On Thu, 2008-01-03 at 17:47 -0700, Chris Gehlker wrote:
> On Jan 3, 2008, at 2:01 PM, Craig White wrote:
>
> > But that's not the point I'm making in the column. What's new in the
> > Howell case is the decision by lawyers for the recording industry to
> > argue that even a legally-obtained CD may not be transferred to an MP3
> > file on your computer. That argument can be found here, on page 15:
> >
> > http://www.ilrweb.com/viewILRPDF.asp?filename=atlantic_howell_071207RIAASupplementalBrief
>
> No it can't. There is simply nothing on page 15 that is remotely like
> that.
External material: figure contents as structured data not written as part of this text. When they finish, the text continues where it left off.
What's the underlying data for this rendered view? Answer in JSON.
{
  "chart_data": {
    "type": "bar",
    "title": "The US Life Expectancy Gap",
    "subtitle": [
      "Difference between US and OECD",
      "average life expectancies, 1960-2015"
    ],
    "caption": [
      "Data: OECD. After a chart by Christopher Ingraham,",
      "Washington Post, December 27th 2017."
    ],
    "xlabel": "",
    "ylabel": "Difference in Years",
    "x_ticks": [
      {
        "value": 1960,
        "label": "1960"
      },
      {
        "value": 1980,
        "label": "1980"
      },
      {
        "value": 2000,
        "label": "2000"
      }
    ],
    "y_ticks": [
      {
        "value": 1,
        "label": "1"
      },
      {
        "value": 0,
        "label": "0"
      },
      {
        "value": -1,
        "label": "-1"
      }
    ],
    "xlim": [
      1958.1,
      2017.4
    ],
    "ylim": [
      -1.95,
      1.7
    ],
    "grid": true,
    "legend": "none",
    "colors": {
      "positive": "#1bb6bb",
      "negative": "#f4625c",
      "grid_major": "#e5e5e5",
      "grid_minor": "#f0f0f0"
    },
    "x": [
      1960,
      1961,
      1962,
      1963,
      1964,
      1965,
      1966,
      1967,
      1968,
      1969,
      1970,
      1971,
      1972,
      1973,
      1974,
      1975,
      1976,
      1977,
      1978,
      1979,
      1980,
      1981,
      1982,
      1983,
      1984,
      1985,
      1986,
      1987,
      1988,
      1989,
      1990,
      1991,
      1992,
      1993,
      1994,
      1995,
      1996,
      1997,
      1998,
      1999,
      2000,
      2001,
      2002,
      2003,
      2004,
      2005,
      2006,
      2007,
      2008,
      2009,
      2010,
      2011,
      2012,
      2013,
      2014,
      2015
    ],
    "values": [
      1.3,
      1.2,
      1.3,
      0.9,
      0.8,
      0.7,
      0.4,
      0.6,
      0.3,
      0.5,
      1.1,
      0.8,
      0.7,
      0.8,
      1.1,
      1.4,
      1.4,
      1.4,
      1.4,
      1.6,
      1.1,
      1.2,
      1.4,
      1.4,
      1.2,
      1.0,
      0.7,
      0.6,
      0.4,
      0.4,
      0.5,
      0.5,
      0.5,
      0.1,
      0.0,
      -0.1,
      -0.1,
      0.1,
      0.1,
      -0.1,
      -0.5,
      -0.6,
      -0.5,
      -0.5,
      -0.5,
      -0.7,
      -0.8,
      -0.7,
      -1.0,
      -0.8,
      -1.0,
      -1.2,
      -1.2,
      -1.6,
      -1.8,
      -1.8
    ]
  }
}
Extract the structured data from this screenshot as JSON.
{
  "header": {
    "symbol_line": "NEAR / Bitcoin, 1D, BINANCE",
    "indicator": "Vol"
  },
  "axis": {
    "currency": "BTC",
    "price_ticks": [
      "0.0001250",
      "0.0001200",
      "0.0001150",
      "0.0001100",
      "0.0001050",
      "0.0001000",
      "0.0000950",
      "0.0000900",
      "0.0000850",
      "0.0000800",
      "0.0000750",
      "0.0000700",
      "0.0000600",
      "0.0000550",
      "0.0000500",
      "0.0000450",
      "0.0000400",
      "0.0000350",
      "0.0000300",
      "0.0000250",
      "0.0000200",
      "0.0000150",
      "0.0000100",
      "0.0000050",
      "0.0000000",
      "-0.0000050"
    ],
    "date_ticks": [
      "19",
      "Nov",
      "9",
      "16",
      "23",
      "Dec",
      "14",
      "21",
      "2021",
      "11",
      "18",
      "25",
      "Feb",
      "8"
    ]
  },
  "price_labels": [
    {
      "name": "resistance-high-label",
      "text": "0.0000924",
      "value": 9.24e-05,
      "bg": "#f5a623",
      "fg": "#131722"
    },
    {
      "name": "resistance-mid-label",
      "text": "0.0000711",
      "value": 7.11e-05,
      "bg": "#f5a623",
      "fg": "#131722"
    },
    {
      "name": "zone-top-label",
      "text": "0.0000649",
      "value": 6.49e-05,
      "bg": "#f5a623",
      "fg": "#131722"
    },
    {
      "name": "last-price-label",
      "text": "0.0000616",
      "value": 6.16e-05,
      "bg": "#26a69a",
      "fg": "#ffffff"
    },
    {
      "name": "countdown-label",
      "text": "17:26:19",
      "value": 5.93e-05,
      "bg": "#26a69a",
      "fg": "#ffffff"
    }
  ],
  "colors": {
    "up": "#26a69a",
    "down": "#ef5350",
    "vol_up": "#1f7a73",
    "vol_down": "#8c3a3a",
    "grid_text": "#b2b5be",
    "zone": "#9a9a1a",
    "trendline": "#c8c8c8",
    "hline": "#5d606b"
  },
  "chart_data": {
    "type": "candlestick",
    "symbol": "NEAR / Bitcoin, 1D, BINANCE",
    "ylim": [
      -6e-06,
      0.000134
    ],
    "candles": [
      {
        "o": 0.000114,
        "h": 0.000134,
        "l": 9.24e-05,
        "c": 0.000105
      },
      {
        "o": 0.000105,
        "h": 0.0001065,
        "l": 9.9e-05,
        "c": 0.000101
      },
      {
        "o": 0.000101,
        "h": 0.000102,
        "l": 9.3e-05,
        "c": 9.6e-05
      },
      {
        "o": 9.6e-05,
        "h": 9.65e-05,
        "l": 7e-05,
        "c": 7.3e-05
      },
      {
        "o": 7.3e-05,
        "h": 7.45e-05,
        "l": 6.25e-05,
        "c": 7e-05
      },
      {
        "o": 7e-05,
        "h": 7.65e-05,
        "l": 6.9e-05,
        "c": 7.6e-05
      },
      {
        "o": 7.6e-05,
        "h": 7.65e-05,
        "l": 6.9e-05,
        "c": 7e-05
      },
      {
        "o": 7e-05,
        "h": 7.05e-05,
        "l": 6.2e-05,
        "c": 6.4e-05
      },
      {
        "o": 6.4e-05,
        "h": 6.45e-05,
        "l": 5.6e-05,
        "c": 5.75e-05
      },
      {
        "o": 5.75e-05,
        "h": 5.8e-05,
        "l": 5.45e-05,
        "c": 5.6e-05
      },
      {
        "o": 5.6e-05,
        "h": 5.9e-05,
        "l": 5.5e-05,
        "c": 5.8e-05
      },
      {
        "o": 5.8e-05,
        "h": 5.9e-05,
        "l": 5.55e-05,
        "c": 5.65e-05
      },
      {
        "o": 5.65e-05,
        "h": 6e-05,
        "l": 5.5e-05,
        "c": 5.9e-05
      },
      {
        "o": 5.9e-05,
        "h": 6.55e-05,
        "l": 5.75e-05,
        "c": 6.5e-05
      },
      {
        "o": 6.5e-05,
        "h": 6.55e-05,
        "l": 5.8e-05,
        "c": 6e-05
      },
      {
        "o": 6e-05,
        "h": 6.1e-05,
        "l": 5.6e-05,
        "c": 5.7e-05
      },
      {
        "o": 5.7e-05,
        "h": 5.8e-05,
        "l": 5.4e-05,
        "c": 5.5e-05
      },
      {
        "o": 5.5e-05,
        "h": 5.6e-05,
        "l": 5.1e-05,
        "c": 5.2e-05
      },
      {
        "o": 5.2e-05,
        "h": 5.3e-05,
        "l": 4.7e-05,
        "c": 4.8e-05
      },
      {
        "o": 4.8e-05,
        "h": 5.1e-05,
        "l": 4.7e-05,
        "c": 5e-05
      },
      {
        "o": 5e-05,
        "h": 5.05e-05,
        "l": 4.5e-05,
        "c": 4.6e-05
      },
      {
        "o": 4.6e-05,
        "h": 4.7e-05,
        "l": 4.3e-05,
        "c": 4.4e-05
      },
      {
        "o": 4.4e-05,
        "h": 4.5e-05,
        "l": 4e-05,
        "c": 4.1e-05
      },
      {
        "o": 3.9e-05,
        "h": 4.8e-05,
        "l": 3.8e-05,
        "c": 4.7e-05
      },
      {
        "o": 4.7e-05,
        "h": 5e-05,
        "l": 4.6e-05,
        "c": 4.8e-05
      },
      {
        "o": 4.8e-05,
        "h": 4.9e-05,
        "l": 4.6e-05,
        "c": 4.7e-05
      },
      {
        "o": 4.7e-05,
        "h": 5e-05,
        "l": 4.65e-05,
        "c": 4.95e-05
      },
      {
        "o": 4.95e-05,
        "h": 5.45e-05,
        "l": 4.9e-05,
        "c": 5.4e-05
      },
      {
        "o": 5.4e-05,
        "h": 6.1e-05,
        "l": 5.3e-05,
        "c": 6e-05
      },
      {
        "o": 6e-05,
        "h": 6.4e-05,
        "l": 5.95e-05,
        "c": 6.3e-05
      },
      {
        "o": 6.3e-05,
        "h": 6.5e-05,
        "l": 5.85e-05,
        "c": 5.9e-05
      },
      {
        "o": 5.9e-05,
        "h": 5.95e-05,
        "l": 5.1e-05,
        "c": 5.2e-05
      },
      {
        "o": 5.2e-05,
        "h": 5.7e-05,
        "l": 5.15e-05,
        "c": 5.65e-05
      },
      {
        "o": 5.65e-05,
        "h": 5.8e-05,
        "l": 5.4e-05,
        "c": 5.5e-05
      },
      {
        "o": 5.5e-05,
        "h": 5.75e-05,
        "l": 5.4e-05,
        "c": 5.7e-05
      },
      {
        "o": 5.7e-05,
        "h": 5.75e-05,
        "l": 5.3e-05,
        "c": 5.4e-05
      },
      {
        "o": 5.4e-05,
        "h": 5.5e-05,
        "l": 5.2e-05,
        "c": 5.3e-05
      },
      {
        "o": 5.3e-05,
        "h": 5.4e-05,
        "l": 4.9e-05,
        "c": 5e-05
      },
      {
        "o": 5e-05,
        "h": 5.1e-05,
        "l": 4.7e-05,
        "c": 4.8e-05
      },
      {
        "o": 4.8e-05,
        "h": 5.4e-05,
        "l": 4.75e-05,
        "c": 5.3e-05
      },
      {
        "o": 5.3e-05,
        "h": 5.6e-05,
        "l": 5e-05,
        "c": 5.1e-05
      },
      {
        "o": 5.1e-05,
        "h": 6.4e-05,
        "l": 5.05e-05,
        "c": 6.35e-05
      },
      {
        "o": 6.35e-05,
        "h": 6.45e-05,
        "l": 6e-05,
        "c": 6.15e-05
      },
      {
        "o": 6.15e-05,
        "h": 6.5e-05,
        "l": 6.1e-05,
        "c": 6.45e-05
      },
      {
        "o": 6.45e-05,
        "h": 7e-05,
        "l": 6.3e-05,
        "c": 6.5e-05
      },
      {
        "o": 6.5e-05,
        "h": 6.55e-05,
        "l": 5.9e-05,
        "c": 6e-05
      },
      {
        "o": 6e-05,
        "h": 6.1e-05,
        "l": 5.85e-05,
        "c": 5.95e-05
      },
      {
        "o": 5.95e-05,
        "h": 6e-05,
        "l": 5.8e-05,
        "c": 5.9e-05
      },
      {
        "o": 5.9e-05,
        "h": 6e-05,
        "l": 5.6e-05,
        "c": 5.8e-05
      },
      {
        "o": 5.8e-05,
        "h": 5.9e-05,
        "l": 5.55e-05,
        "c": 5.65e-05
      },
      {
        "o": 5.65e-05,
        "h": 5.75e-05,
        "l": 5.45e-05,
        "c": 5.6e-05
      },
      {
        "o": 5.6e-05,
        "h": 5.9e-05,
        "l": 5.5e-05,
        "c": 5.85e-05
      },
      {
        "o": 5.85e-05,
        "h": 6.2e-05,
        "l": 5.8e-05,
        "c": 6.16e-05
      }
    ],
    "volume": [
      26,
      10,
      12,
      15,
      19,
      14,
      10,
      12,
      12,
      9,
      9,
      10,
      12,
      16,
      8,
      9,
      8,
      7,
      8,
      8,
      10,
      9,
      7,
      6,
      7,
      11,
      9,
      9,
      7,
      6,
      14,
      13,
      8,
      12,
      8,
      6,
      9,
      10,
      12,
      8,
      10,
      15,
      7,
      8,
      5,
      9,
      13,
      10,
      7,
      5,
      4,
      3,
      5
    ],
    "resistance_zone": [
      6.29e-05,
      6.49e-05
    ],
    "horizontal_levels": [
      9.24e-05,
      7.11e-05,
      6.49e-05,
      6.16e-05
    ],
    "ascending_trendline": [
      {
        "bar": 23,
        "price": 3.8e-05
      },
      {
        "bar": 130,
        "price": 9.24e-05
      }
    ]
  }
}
Are you perhaps reading "unauthorized" as synonymous with
> "illegal"? Perhaps you are reading "and" as synonymous with "or"?
----
that was the authors own words and the authors description of his intent
for his story (actually, now just a partial since you have removed some
of the context).
The reason that I included the amplification by the author was because
it so completely spoke to your statement about why the author was
wrong...
> > wrong? how?
>
> By saying that the RIAA was suing Howell for merely ripping files
> for
> his personal use.
There's no question that the predicate changed from plaintiff's original
motion for summary judgment and the controversial plaintiff's second
motion for summary judgment. The change should be simple enough for you
to understand...that the legitimate copies of these music files
automatically became unauthorized copies merely by the presence of file
sharing software. The plaintiff does not even allege that any
downloading of those files occurred.
The nexus is obvious, I'm disappointed you don't see it. Computers are
replete with file sharing software. When the RIAA shifts their focus
from kazaa to SMB/NFS/etc., are you finally going to see the light?